Users see the Claude product; enterprise customers buy Claude's capabilities. But what Anthropic truly wants the capital markets to notice is: Claude is already embedded in the underlying processes of frontier model development; it's been placed inside Anthropic's engine room.
Capital markets love flywheel stories, promising endless prosperity: A stronger Claude allows Anthropic's engineers to merge more code; more code enables faster product and infrastructure iteration; faster iteration allows researchers to run more experiments; more experiments in turn help the next generation of Claude become stronger. Once the next generation Claude is stronger, it continues to accelerate Anthropic's R&D.
Claude's iteration pace also supports this flywheel. Looking at public release timelines, from 2023 to early 2025, Claude's major model updates were mostly on a three-to-four month cycle. But with Claude 4, Anthropic's model updates have noticeably intensified.
Claude 4 was released in May 2025, Opus 4.1 in August, Sonnet 4.5 in September, Haiku 4.5 in October, Opus 4.5 in November.
In 2026, Opus 4.6 was released on February 5, Sonnet 4.6 on February 17, Opus 4.7 on April 15, and Opus 4.8 on May 28. The gap between Opus 4.7 and Opus 4.8 was only 42 days.
Anthropic, on the surface, is saying "this could be very dangerous, we need to prepare the brakes in advance," but it's simultaneously implying: "We've seen what happens when the accelerator is pressed."
The subtlety of the IPO narrative lies here. It describes the risks as significant while also elevating its own technological position.

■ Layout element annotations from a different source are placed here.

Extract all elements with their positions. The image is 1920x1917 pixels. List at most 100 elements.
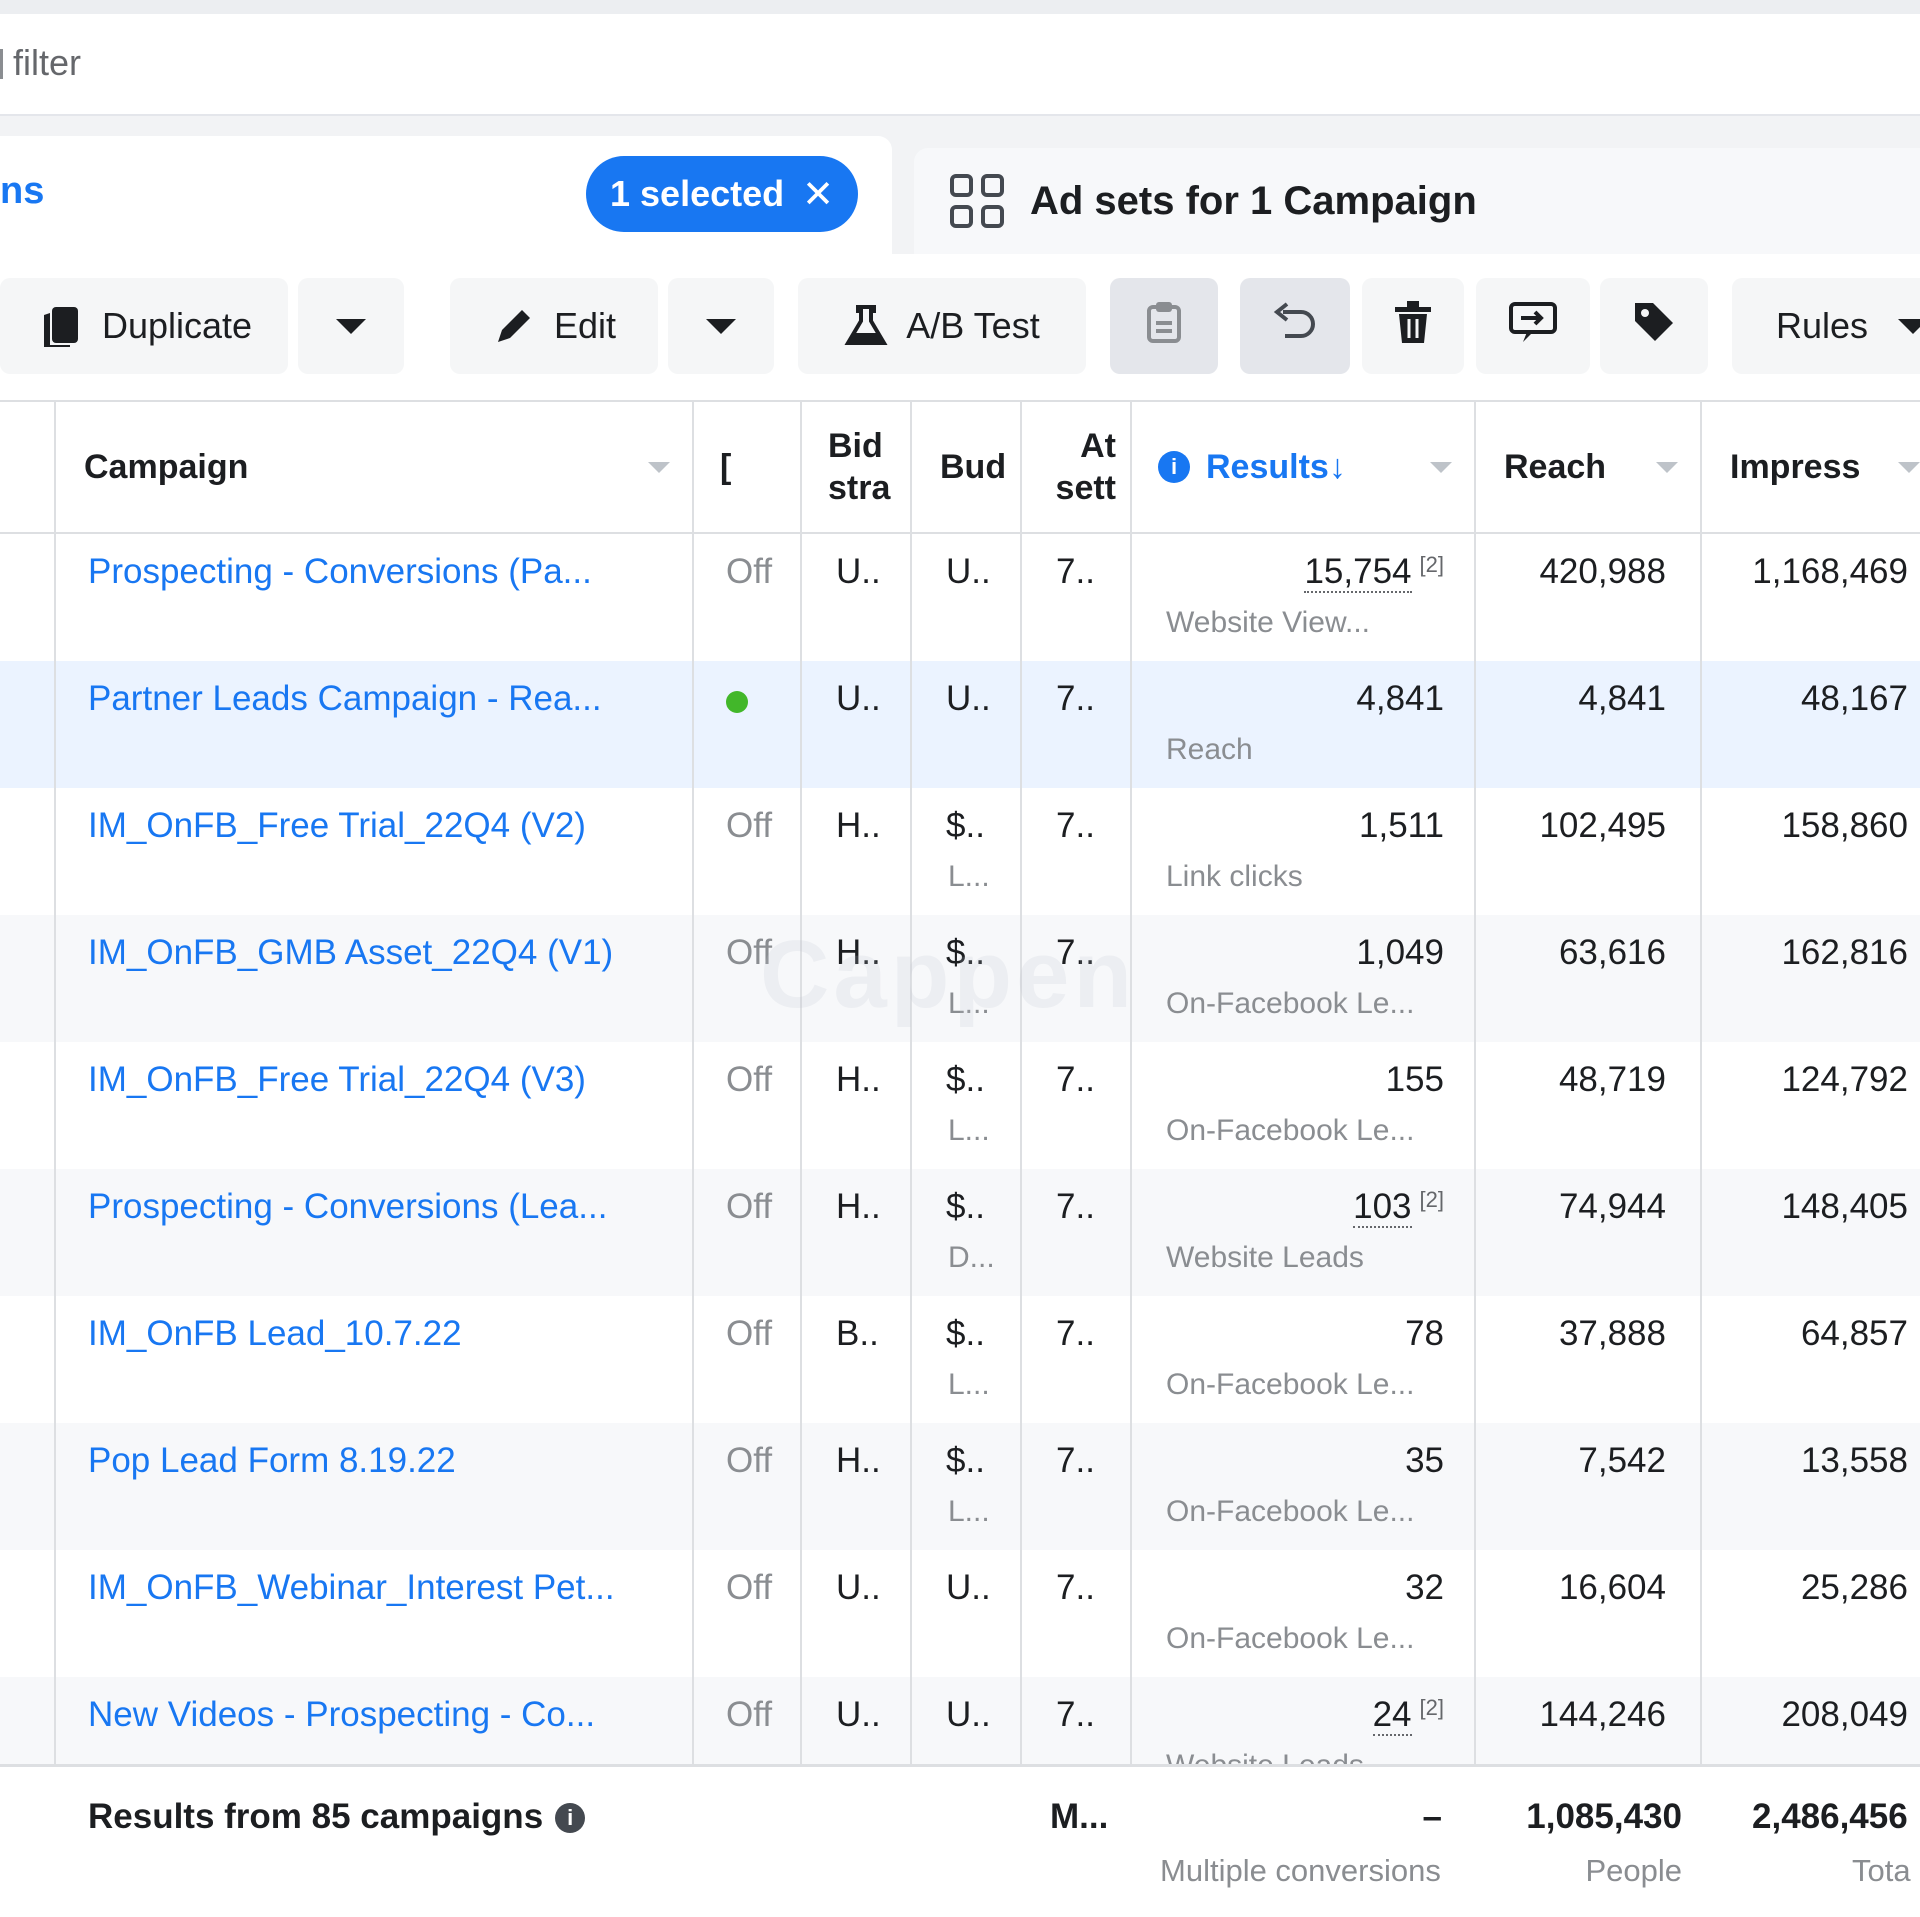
attribution-value: 7.. bbox=[1056, 679, 1095, 718]
attribution-value: 7.. bbox=[1056, 1187, 1095, 1226]
column-divider[interactable] bbox=[1474, 402, 1476, 1914]
attribution-value: 7.. bbox=[1056, 1441, 1095, 1480]
duplicate-button[interactable]: Duplicate bbox=[0, 278, 288, 374]
tab-campaigns-label[interactable]: ns bbox=[0, 170, 45, 212]
table-row[interactable]: IM_OnFB_Webinar_Interest Pet... Off U.. … bbox=[0, 1550, 1920, 1677]
campaign-name-link[interactable]: IM_OnFB_Webinar_Interest Pet... bbox=[88, 1568, 615, 1607]
footer-results-sub: Multiple conversions bbox=[1160, 1853, 1441, 1888]
table-row[interactable]: IM_OnFB_Free Trial_22Q4 (V3) Off H.. $..… bbox=[0, 1042, 1920, 1169]
filter-input[interactable]: filter bbox=[0, 42, 81, 84]
campaign-name-link[interactable]: IM_OnFB_Free Trial_22Q4 (V3) bbox=[88, 1060, 586, 1099]
results-value[interactable]: 15,754 bbox=[1304, 552, 1412, 593]
table-row[interactable]: IM_OnFB_GMB Asset_22Q4 (V1) Off H.. $.. L… bbox=[0, 915, 1920, 1042]
campaign-name-link[interactable]: Partner Leads Campaign - Rea... bbox=[88, 679, 602, 718]
clipboard-button[interactable] bbox=[1110, 278, 1218, 374]
results-value[interactable]: 35 bbox=[1405, 1441, 1444, 1480]
results-value[interactable]: 32 bbox=[1405, 1568, 1444, 1607]
column-divider[interactable] bbox=[800, 402, 802, 1764]
reach-value: 37,888 bbox=[1558, 1314, 1666, 1353]
column-header-results[interactable]: i Results ↓ bbox=[1158, 402, 1476, 532]
column-divider[interactable] bbox=[910, 402, 912, 1764]
results-info-icon[interactable]: i bbox=[1158, 451, 1190, 483]
column-divider[interactable] bbox=[54, 402, 56, 1914]
results-value[interactable]: 1,049 bbox=[1356, 933, 1444, 972]
column-header-delivery-label: [ bbox=[720, 447, 732, 486]
results-value[interactable]: 4,841 bbox=[1356, 679, 1444, 718]
table-row[interactable]: Prospecting - Conversions (Pa... Off U..… bbox=[0, 534, 1920, 661]
sort-chevron-icon[interactable] bbox=[1656, 461, 1678, 473]
column-header-campaign-label: Campaign bbox=[84, 447, 249, 486]
delivery-status-label: Off bbox=[726, 552, 773, 591]
table-row[interactable]: IM_OnFB_Free Trial_22Q4 (V2) Off H.. $..… bbox=[0, 788, 1920, 915]
duplicate-dropdown-button[interactable] bbox=[298, 278, 404, 374]
tag-button[interactable] bbox=[1600, 278, 1708, 374]
reach-value: 4,841 bbox=[1578, 679, 1666, 718]
impressions-cell: 208,049 bbox=[1700, 1677, 1908, 1804]
results-value[interactable]: 103 bbox=[1353, 1187, 1412, 1228]
table-row[interactable]: Prospecting - Conversions (Lea... Off H.… bbox=[0, 1169, 1920, 1296]
sort-chevron-icon[interactable] bbox=[1430, 461, 1452, 473]
budget-sub-label: D... bbox=[948, 1241, 995, 1274]
results-cell: 32 On-Facebook Le... bbox=[1130, 1550, 1444, 1677]
impressions-value: 25,286 bbox=[1800, 1568, 1908, 1607]
selected-count-pill[interactable]: 1 selected ✕ bbox=[586, 156, 858, 232]
impressions-value: 48,167 bbox=[1800, 679, 1908, 718]
campaign-name-link[interactable]: IM_OnFB_GMB Asset_22Q4 (V1) bbox=[88, 933, 614, 972]
campaign-name-link[interactable]: Pop Lead Form 8.19.22 bbox=[88, 1441, 456, 1480]
top-strip bbox=[0, 0, 1920, 14]
preview-button[interactable] bbox=[1476, 278, 1590, 374]
edit-button[interactable]: Edit bbox=[450, 278, 658, 374]
impressions-value: 162,816 bbox=[1781, 933, 1908, 972]
budget-value: $.. bbox=[946, 806, 985, 845]
column-header-delivery[interactable]: [ bbox=[720, 402, 780, 532]
sort-chevron-icon[interactable] bbox=[1898, 461, 1920, 473]
column-divider[interactable] bbox=[1020, 402, 1022, 1914]
budget-sub-label: L... bbox=[948, 860, 990, 893]
results-value[interactable]: 78 bbox=[1405, 1314, 1444, 1353]
results-cell: 155 On-Facebook Le... bbox=[1130, 1042, 1444, 1169]
reach-cell: 37,888 bbox=[1474, 1296, 1666, 1423]
results-cell: 103 [2] Website Leads bbox=[1130, 1169, 1444, 1296]
column-header-reach[interactable]: Reach bbox=[1504, 402, 1702, 532]
budget-value: $.. bbox=[946, 1441, 985, 1480]
column-header-budget-label: Bud bbox=[940, 447, 1007, 486]
column-header-budget[interactable]: Bud bbox=[940, 402, 1020, 532]
results-type: Link clicks bbox=[1166, 860, 1303, 893]
ab-test-button[interactable]: A/B Test bbox=[798, 278, 1086, 374]
reach-cell: 144,246 bbox=[1474, 1677, 1666, 1804]
reach-cell: 102,495 bbox=[1474, 788, 1666, 915]
column-header-bid-strategy[interactable]: Bid stra bbox=[828, 402, 908, 532]
sort-chevron-icon[interactable] bbox=[648, 461, 670, 473]
column-header-attribution[interactable]: At sett bbox=[1032, 402, 1116, 532]
edit-dropdown-button[interactable] bbox=[668, 278, 774, 374]
results-value[interactable]: 1,511 bbox=[1359, 806, 1444, 845]
reach-cell: 48,719 bbox=[1474, 1042, 1666, 1169]
attribution-value: 7.. bbox=[1056, 1060, 1095, 1099]
toolbar: Duplicate Edit A/B Test bbox=[0, 254, 1920, 400]
tab-ad-sets[interactable]: Ad sets for 1 Campaign bbox=[914, 148, 1920, 254]
undo-button[interactable] bbox=[1240, 278, 1350, 374]
campaign-name-link[interactable]: Prospecting - Conversions (Lea... bbox=[88, 1187, 608, 1226]
filter-bar[interactable]: filter bbox=[0, 14, 1920, 116]
column-divider[interactable] bbox=[1700, 402, 1702, 1914]
results-value[interactable]: 24 bbox=[1372, 1695, 1412, 1736]
table-row[interactable]: IM_OnFB Lead_10.7.22 Off B.. $.. L... 7..… bbox=[0, 1296, 1920, 1423]
campaign-name-link[interactable]: IM_OnFB_Free Trial_22Q4 (V2) bbox=[88, 806, 586, 845]
delete-button[interactable] bbox=[1362, 278, 1464, 374]
column-divider[interactable] bbox=[1130, 402, 1132, 1914]
campaign-name-link[interactable]: Prospecting - Conversions (Pa... bbox=[88, 552, 592, 591]
column-divider[interactable] bbox=[692, 402, 694, 1914]
column-header-impressions[interactable]: Impress bbox=[1730, 402, 1920, 532]
campaign-name-link[interactable]: New Videos - Prospecting - Co... bbox=[88, 1695, 596, 1734]
table-row[interactable]: Partner Leads Campaign - Rea... U.. U.. … bbox=[0, 661, 1920, 788]
column-header-bid-label-2: stra bbox=[828, 469, 891, 507]
rules-button[interactable]: Rules bbox=[1732, 278, 1920, 374]
table-row[interactable]: Pop Lead Form 8.19.22 Off H.. $.. L... 7.… bbox=[0, 1423, 1920, 1550]
tab-campaigns[interactable]: ns 1 selected ✕ bbox=[0, 136, 892, 254]
campaign-name-link[interactable]: IM_OnFB Lead_10.7.22 bbox=[88, 1314, 462, 1353]
clear-selection-icon[interactable]: ✕ bbox=[802, 173, 834, 216]
results-value[interactable]: 155 bbox=[1385, 1060, 1444, 1099]
delivery-status-label: Off bbox=[726, 1568, 773, 1607]
info-icon[interactable]: i bbox=[555, 1803, 586, 1833]
column-header-campaign[interactable]: Campaign bbox=[84, 402, 694, 532]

Not every AI company is qualified to discuss recursive self-improvement. You first need to make the outside world believe your AI is already part of the AI R&D process to have the standing to say this might require global coordination.
OpenAI: How Could This Happen?
As mentioned earlier, just before Anthropic published this lengthy article, OpenAI had already put recursive self-improvement on the table.
But the two companies' narratives are quite different.
OpenAI's document, "Democratic Governance of Frontier AI," is a policy blueprint for Washington. It's concerned not with "how models get stronger," but with how to constrain frontier AI if it continues to surge ahead.
Most of the content in that report isn't suitable for detailed discussion here, but one key line stands out: OpenAI said that in today's systems, early signs of recursive self-improvement are already visible.
This line and Anthropic's lengthy article point in the same direction.
It's just that OpenAI talks about institutions, while Anthropic talks about itself.
OpenAI's point is: AI development is too fast; existing governance structures may not keep up, so a new set of rules is needed.
Anthropic directly showcases that system, telling the market: Claude is already in our R&D process, so we see the path to AI self-acceleration.
This move is quite clever. One imagines the grumbling inside OpenAI—this is practically idea theft! We were here first!
Just joking, but OpenAI really needs to step up its game and quickly bring GPT 5.6 to the table.